Apes. Siang ini Sea terlambat masuk ke kelas berikutnya karena kelayapan setelah dipanggil Pak Welf untuk rapat singkat para wakil sekolah di olimpiade. Itu menghabiskan waktu dua jam, sebab ceramah dan nasehat kerja kerasnya tidak terbantahkan. Anak-anak yang dipilih itu dimarahi habis-habisan; peringkat sekolah mereka turun lima dari top ten, kebanyakan disebabkan kemalasan ikut pelatihan. Maka dari itu, sepersekian dari sekian wakil yang malas-malasan dikumpulkan pada hari ini, dan Sea termasuk salah satunya. Antara malas atau betulan sibuk, tidak ada yang bisa menebak alasan-alasan mereka bolos kelas.

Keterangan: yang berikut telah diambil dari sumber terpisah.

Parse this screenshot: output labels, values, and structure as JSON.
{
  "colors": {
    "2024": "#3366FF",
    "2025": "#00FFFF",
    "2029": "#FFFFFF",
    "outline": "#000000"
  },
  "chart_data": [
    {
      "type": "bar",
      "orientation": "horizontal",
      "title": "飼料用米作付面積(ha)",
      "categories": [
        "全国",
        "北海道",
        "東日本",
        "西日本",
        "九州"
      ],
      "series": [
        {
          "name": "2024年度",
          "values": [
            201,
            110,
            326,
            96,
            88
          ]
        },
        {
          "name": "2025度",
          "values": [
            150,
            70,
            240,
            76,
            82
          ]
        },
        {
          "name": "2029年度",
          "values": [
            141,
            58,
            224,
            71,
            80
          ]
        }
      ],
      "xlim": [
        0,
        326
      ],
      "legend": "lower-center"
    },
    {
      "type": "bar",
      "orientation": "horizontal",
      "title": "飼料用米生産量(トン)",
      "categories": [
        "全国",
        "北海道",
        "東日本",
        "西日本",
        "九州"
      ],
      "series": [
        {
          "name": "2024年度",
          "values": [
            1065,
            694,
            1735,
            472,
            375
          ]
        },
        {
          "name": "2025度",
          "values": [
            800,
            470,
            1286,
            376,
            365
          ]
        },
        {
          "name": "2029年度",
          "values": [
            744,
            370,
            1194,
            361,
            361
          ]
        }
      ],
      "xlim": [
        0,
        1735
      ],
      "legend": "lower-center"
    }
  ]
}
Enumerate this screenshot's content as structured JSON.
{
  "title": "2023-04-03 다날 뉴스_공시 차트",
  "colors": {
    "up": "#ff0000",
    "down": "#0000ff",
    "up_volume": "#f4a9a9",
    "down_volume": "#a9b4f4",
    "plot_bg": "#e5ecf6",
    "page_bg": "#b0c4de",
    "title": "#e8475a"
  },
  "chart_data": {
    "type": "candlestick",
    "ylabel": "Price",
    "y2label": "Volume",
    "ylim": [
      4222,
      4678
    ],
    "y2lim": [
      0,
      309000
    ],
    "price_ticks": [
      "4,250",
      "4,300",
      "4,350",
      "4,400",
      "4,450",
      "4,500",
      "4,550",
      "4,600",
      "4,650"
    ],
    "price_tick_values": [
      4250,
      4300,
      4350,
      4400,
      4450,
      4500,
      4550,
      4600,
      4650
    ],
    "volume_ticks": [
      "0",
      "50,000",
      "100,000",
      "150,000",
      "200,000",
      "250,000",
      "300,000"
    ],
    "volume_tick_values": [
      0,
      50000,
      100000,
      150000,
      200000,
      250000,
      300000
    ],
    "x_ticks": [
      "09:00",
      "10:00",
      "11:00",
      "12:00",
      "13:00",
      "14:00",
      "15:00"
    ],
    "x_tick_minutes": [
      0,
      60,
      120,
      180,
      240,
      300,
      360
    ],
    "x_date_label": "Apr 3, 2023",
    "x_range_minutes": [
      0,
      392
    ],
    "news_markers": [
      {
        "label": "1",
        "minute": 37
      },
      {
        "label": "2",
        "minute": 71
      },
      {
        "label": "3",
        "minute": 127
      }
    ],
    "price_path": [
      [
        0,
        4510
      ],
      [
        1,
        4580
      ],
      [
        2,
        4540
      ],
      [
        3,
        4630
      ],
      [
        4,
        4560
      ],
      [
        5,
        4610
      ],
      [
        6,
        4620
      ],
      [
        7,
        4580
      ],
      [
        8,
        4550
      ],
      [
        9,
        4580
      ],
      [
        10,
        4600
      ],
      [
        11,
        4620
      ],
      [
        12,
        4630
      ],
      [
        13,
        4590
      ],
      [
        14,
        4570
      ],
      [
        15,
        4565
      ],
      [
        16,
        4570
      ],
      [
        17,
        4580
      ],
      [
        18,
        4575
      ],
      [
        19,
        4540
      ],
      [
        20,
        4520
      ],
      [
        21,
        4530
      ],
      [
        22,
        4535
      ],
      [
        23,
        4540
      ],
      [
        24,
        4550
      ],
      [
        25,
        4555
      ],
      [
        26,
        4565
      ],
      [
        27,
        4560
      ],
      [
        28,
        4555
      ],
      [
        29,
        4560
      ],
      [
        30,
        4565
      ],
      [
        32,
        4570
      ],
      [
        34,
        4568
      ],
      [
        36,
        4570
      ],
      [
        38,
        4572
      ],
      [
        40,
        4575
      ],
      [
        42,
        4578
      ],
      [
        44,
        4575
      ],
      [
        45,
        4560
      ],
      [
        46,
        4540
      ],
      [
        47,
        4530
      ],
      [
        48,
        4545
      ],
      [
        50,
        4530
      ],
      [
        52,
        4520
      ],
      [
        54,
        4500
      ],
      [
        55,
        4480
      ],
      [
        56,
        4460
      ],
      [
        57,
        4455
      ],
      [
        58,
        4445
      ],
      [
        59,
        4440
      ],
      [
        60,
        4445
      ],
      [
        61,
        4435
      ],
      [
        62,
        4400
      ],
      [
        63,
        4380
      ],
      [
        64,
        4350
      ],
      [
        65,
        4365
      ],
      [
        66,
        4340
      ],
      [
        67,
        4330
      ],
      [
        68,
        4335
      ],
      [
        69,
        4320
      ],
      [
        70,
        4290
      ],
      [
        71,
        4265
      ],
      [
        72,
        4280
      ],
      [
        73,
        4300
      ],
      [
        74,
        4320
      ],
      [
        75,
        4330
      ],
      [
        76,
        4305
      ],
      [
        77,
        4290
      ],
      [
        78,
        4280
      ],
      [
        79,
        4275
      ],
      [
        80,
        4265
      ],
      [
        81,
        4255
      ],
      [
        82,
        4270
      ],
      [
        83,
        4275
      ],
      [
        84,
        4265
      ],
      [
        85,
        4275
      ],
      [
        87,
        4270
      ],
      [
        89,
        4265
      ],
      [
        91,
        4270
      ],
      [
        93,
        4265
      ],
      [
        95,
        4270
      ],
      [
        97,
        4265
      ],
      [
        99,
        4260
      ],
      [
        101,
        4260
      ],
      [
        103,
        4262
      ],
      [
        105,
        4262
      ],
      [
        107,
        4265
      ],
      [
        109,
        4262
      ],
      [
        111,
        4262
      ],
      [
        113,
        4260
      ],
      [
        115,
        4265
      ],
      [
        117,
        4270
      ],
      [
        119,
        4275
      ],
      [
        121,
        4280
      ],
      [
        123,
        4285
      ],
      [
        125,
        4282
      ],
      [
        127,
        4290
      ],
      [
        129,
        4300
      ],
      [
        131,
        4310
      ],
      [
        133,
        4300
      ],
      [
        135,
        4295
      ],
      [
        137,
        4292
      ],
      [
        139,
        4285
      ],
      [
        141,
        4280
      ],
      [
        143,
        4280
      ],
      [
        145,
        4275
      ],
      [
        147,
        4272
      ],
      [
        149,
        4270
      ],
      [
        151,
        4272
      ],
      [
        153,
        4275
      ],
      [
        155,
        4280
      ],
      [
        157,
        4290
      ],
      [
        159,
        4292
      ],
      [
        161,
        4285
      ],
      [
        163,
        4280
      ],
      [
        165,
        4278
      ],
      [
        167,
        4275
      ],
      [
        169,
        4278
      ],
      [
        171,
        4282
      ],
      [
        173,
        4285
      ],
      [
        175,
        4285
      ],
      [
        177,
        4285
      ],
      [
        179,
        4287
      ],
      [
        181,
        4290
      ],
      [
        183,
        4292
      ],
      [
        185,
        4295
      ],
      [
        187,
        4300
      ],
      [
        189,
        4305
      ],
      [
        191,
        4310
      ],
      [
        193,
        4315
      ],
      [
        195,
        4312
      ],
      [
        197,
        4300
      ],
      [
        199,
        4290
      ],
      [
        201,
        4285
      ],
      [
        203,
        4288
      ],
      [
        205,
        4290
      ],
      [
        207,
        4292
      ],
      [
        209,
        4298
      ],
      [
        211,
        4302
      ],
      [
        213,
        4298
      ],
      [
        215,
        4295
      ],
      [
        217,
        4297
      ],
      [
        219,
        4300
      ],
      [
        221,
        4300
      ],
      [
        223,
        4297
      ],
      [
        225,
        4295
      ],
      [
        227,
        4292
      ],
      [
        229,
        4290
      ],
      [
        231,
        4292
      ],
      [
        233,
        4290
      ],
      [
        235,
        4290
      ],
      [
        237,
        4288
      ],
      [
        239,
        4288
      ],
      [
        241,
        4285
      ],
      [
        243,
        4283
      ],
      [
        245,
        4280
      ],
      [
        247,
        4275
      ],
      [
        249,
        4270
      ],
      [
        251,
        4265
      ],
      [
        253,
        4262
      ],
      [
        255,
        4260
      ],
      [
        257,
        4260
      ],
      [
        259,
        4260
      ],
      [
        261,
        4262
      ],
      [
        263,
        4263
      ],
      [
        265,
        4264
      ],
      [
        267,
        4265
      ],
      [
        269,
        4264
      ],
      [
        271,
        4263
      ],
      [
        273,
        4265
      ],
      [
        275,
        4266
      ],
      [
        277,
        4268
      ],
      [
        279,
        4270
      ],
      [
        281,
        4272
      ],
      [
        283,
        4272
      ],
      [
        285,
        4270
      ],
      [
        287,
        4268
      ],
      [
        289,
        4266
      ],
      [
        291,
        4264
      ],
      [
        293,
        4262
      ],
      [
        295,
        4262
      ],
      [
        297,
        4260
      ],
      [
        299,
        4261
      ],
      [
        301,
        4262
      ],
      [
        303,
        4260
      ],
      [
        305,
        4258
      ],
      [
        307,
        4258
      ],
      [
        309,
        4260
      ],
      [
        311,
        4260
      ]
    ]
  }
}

Sebetulnya juga, dia diberi surat dispensasi sampai jam ke tujuh berakhir dan tidak akan telat di awal jam ke delapan. Sayangnya Demian yang minta mereka berkumpul sebentar, mengacaukan pengaturan sekolah. Perjalanan menembus pagar perbatasan SMP dan SMA saja membutuhkan waktu lima menit.

Sea berjalan dongkol, raut wajahnya beringsut mengajak ribut semua semut di jalan. Ketika langkahnya mendekat ke keset welcome di bibir pintu, gadis itu menghembuskan seluruh napas kesal. Dia menatap pintu, lalu mengetuknya. Kenop ditarik, pintu itu tidak lama menampakkan dirinya.

"Selamat siang. Maaf terlambat, Miss." Sea mendekat, memberinya surat selesai dispensasi.

"Ini sampai jam ke-tujuh. Kenapa baru datang waktu pelajaran saya tinggal lima menit?" Bu Kay menatap, memberi senyum simpul. "Sea, saya tahu kamu juara unggulan kita di bidang biologi. Saya tahu sekali kamu sudah dapat golden ticket ke prodi pendidikan dokter di univ ternama kota, tapi saya tidak tahu kalau kamu suka korupsi waktu."

"Murni kelalaian saya, Bu," cicit Sea seraya menundukkan kepala. "Tidak akan saya ulangi."

Bu Kay melengos. "Duduk."

Jim segera menoleh, dia keheranan. "Hei, kantin dari kiri. Kenapa kamu datang dari lorong kanan?" bisiknya.

"Kamu harus les baca notif."

Anak itu beralih membalik layar ponselnya dari meja.